Larsen, a Democrat, dismissed the trio Thursday, about an hour after learning of their Twitter activity, said Larsen’s spokesman, Bryan Thomas.
“Neither congressman Larsen nor his other staff were aware of the actions by these three staff members before today,” Thomas said. “Congressman Larsen is disappointed by their actions and takes this very seriously. He has made it clear that he will not tolerate this kind of behavior.”
The Northwest Daily Marker, a conservative political blog in Washington state, first posted the tweets.

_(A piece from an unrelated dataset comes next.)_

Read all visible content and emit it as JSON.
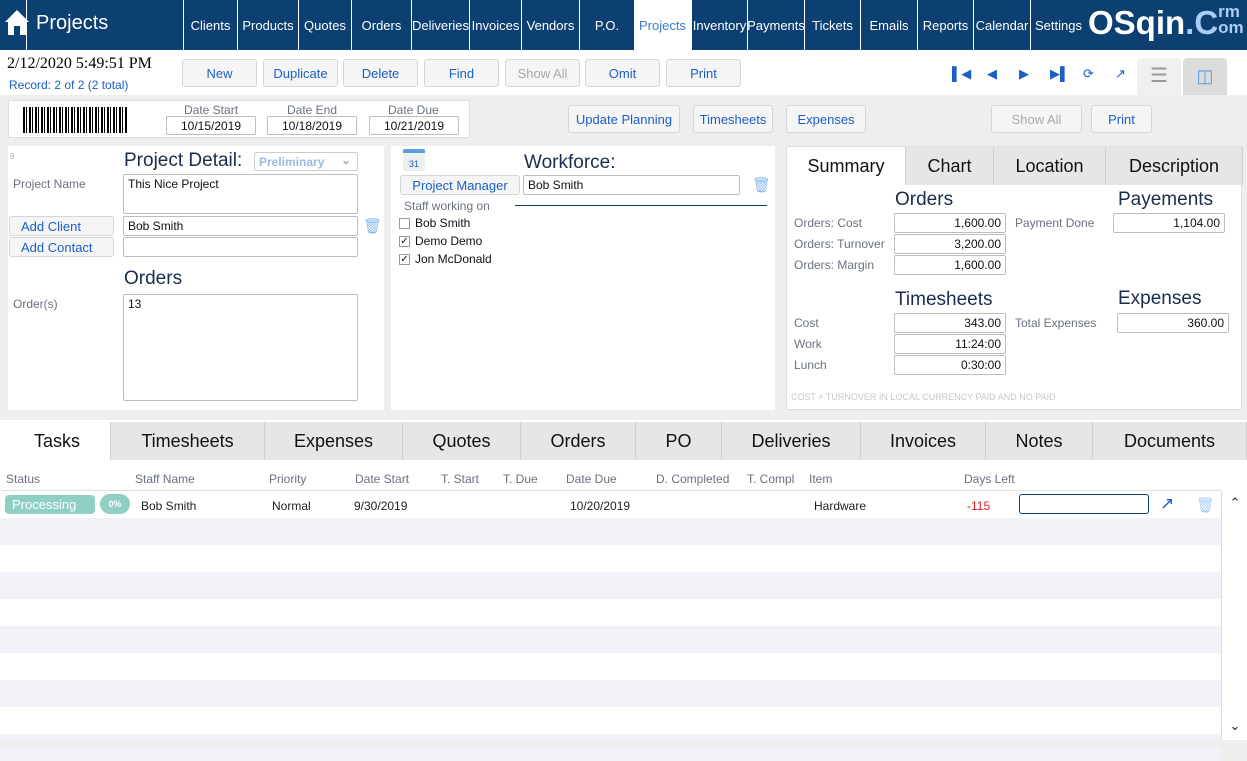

The three staffers who were fired ? legislative assistants Seth Burroughs and Elizabeth Robblee and legislative correspondent Ben Byers ? worked in Larsen’s Washington, D.C., office.
Their Twitter accounts had been deleted by Thursday, and other efforts to reach them for comment were unsuccessful.
But the Daily Marker caught screen grabs of the tweets.
In one tweet Dec. 1, Burroughs ? whose Twitter handle was “TheRocketShip1” ? describes a co-worker taking a shot “crouching” behind his desk.
“We have unabashedly given up on just about all things work related,” he tweeted.
In another tweet, Burroughs calls Larsen his “idiot boss.”
While the staffers’ drinking got them fired, the nascent blog, the Northwest Daily Marker, saw its Internet traffic soar, thanks to links from sites such as the Drudge Report. The post had 52,000 visits by Thursday afternoon.
“You have a congressman that wasn’t really paying attention to his own office. I think to me that’s the nut of the story,” said Bryan Myrick, who founded the blog in May.
Myrick said they were tipped to the staffers’ activities.
In her personal blog, Robblee in late November described being disillusioned with life in the nation’s capital, giving notice and planning to travel abroad.
“The late nights, frustrating politics and often thankless work started to take their toll,” Robblee wrote. “I was burnt out. And more and more I found myself spending spare moments at work reading food blogs, daydreaming about baking, and making grocery lists.”